SOLIDÃO...
Estendi-lhes a mão
Levava na minha mão migalhas de amor que não enxugariam lágrimas, nem secariam , nem de longe nem e perto, uma só das lágrimas, das rugas, das vozes roucas que a droga e álcool tornaram quase imperceptíveis…
Ao meu encontro, vinham as mãos calejadas, os braços enegrecidos, do sol que é de toda a gente mas que os veste diariamente, por falta de tecto para morar…
Denunciadas as tatuagens, que rompem desabridamente, mostrando os registos de dias seguidos, numa cela isolada, num presídio qualquer…
As mulheres que vendem o corpo , a vida e a alma, não se mostram tão diferentes... assim parecendo anjos de negras asas, suando a dor , dor de momentos, que julgados fáceis, são sem dúvida espelhos de almas intensamente torturadas…
As dores misturadas com a tristeza , em folhos de gargalhadas, enfeitadas com palavras de agradecimento … iam e vinham devolvendo olhares que dificilmente se apagam da alma de quem os serve por amor…
Estes são os filhos de ninguém… os que tudo pedem… apenas porque só têm deles aquela hora… e esta é a hora de fazer amor…
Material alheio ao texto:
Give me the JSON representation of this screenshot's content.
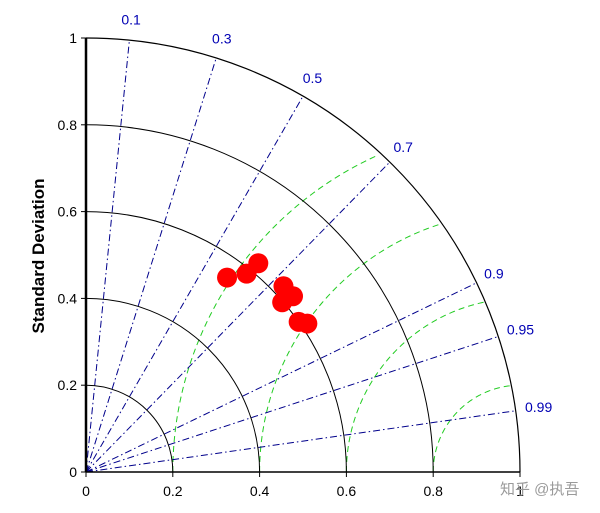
{
  "chart_data": {
    "type": "scatter",
    "subtype": "taylor-diagram",
    "title": "",
    "xlabel": "",
    "ylabel": "Standard Deviation",
    "xlim": [
      0,
      1
    ],
    "ylim": [
      0,
      1
    ],
    "x_ticks": [
      "0",
      "0.2",
      "0.4",
      "0.6",
      "0.8",
      "1"
    ],
    "y_ticks": [
      "0",
      "0.2",
      "0.4",
      "0.6",
      "0.8",
      "1"
    ],
    "std_arcs": [
      0.2,
      0.4,
      0.6,
      0.8,
      1.0
    ],
    "correlation_lines": [
      {
        "label": "0.1",
        "value": 0.1
      },
      {
        "label": "0.3",
        "value": 0.3
      },
      {
        "label": "0.5",
        "value": 0.5
      },
      {
        "label": "0.7",
        "value": 0.7
      },
      {
        "label": "0.9",
        "value": 0.9
      },
      {
        "label": "0.95",
        "value": 0.95
      },
      {
        "label": "0.99",
        "value": 0.99
      }
    ],
    "rms_arcs": [
      0.2,
      0.4,
      0.6,
      0.8
    ],
    "rms_reference": 1.0,
    "points": [
      {
        "x": 0.325,
        "y": 0.448
      },
      {
        "x": 0.37,
        "y": 0.457
      },
      {
        "x": 0.397,
        "y": 0.481
      },
      {
        "x": 0.455,
        "y": 0.428
      },
      {
        "x": 0.477,
        "y": 0.405
      },
      {
        "x": 0.452,
        "y": 0.391
      },
      {
        "x": 0.49,
        "y": 0.346
      },
      {
        "x": 0.51,
        "y": 0.342
      }
    ],
    "colors": {
      "points": "#ff0000",
      "correlation_lines": "#00008b",
      "correlation_labels": "#0000b4",
      "rms_arcs": "#22cc22",
      "std_arcs": "#000000"
    }
  },
  "watermark": "知乎 @执吾"
}
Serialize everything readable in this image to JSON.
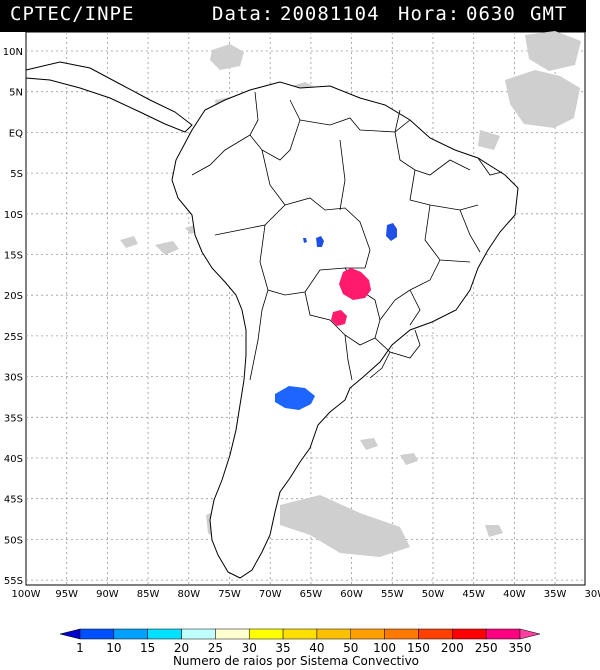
{
  "header": {
    "source": "CPTEC/INPE",
    "date_label": "Data:",
    "date_value": "20081104",
    "hour_label": "Hora:",
    "hour_value": "0630",
    "tz": "GMT"
  },
  "map": {
    "lat_labels": [
      "10N",
      "5N",
      "EQ",
      "5S",
      "10S",
      "15S",
      "20S",
      "25S",
      "30S",
      "35S",
      "40S",
      "45S",
      "50S",
      "55S"
    ],
    "lon_labels": [
      "100W",
      "95W",
      "90W",
      "85W",
      "80W",
      "75W",
      "70W",
      "65W",
      "60W",
      "55W",
      "50W",
      "45W",
      "40W",
      "35W",
      "30W"
    ]
  },
  "colorbar": {
    "ticks": [
      "1",
      "10",
      "15",
      "20",
      "25",
      "30",
      "35",
      "40",
      "50",
      "100",
      "150",
      "200",
      "250",
      "350"
    ],
    "colors": [
      "#0000cc",
      "#0050ff",
      "#00a0ff",
      "#00e0ff",
      "#c0ffff",
      "#ffffd0",
      "#ffff00",
      "#ffe000",
      "#ffc000",
      "#ffa000",
      "#ff7800",
      "#ff4000",
      "#ff0000",
      "#ff0080",
      "#ff40a0"
    ],
    "title": "Numero de raios por Sistema Convectivo"
  },
  "systems": [
    {
      "id": "s1",
      "color": "#1e50e6"
    },
    {
      "id": "s2",
      "color": "#1e50e6"
    },
    {
      "id": "s3",
      "color": "#ff1a6e"
    },
    {
      "id": "s4",
      "color": "#ff1a6e"
    },
    {
      "id": "s5",
      "color": "#1e64ff"
    }
  ]
}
O sol beijando sem piedade, está alheio à dor, às queimaduras internas, que mostra o gelo da humanidade… onde tudo é mal dividido… onde uns têm mais que os outros… onde uns têm direito a tudo e os outros direito a coisa nenhuma…
Perguntei a Deus se era servido… creio que me respondeu… que eu já O estava servindo…
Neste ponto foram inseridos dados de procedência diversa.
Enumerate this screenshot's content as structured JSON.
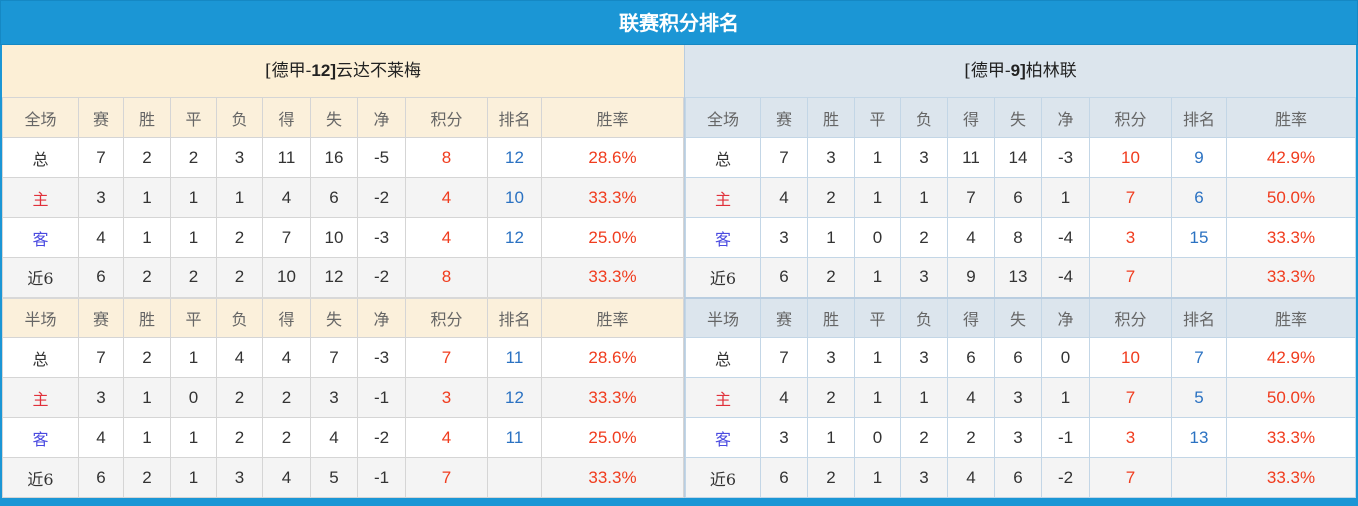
{
  "title": "联赛积分排名",
  "columns_full": [
    "全场",
    "赛",
    "胜",
    "平",
    "负",
    "得",
    "失",
    "净",
    "积分",
    "排名",
    "胜率"
  ],
  "columns_half": [
    "半场",
    "赛",
    "胜",
    "平",
    "负",
    "得",
    "失",
    "净",
    "积分",
    "排名",
    "胜率"
  ],
  "colors": {
    "header_bar": "#1b96d5",
    "home_label": "#e0303a",
    "away_label": "#4a4ae0",
    "points": "#f03c1e",
    "rank": "#2b72c2",
    "rate": "#f03c1e"
  },
  "teams": [
    {
      "league_prefix": "[德甲-",
      "league_rank": "12]",
      "name": "云达不莱梅",
      "full": [
        [
          "总",
          "7",
          "2",
          "2",
          "3",
          "11",
          "16",
          "-5",
          "8",
          "12",
          "28.6%"
        ],
        [
          "主",
          "3",
          "1",
          "1",
          "1",
          "4",
          "6",
          "-2",
          "4",
          "10",
          "33.3%"
        ],
        [
          "客",
          "4",
          "1",
          "1",
          "2",
          "7",
          "10",
          "-3",
          "4",
          "12",
          "25.0%"
        ],
        [
          "近6",
          "6",
          "2",
          "2",
          "2",
          "10",
          "12",
          "-2",
          "8",
          "",
          "33.3%"
        ]
      ],
      "half": [
        [
          "总",
          "7",
          "2",
          "1",
          "4",
          "4",
          "7",
          "-3",
          "7",
          "11",
          "28.6%"
        ],
        [
          "主",
          "3",
          "1",
          "0",
          "2",
          "2",
          "3",
          "-1",
          "3",
          "12",
          "33.3%"
        ],
        [
          "客",
          "4",
          "1",
          "1",
          "2",
          "2",
          "4",
          "-2",
          "4",
          "11",
          "25.0%"
        ],
        [
          "近6",
          "6",
          "2",
          "1",
          "3",
          "4",
          "5",
          "-1",
          "7",
          "",
          "33.3%"
        ]
      ]
    },
    {
      "league_prefix": "[德甲-",
      "league_rank": "9]",
      "name": "柏林联",
      "full": [
        [
          "总",
          "7",
          "3",
          "1",
          "3",
          "11",
          "14",
          "-3",
          "10",
          "9",
          "42.9%"
        ],
        [
          "主",
          "4",
          "2",
          "1",
          "1",
          "7",
          "6",
          "1",
          "7",
          "6",
          "50.0%"
        ],
        [
          "客",
          "3",
          "1",
          "0",
          "2",
          "4",
          "8",
          "-4",
          "3",
          "15",
          "33.3%"
        ],
        [
          "近6",
          "6",
          "2",
          "1",
          "3",
          "9",
          "13",
          "-4",
          "7",
          "",
          "33.3%"
        ]
      ],
      "half": [
        [
          "总",
          "7",
          "3",
          "1",
          "3",
          "6",
          "6",
          "0",
          "10",
          "7",
          "42.9%"
        ],
        [
          "主",
          "4",
          "2",
          "1",
          "1",
          "4",
          "3",
          "1",
          "7",
          "5",
          "50.0%"
        ],
        [
          "客",
          "3",
          "1",
          "0",
          "2",
          "2",
          "3",
          "-1",
          "3",
          "13",
          "33.3%"
        ],
        [
          "近6",
          "6",
          "2",
          "1",
          "3",
          "4",
          "6",
          "-2",
          "7",
          "",
          "33.3%"
        ]
      ]
    }
  ]
}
Retirei-me para escrever… coloquei música suave para atenuar o sofrimento… mas as lágrimas correram…
Os dedos colaram às teclas para falar da dor que não consigo esconder…
12 anos a estender a mão… pedindo que aceitem nossas migalhas de amor…
Pedindo que não envelheçam, porque vai ser mais difícil viver…
Nós não damos nada… é tão pouco o que fazemos…
Amenizamos apenas momentos difíceis…
As vielas da vida, escondem os fracos…
As prostitutas mais velhas, já ninguém as requisita…
Os que se drogam há mais tempo, já estão cansados, trôpegos e doentes..olham para nós por uma nesga de vítreo, fixando o olhar para tentar compreender o que se passa em redor…
A música de S. João não foi suficiente para mudar o painel, não…
não mudou o tom da solidão…
À vista de quem atento estava, percebia-se a necessidade de se ser igual a toda a gente…
Somente Deus assim o reconhecia… nós estávamos apenas a aprender…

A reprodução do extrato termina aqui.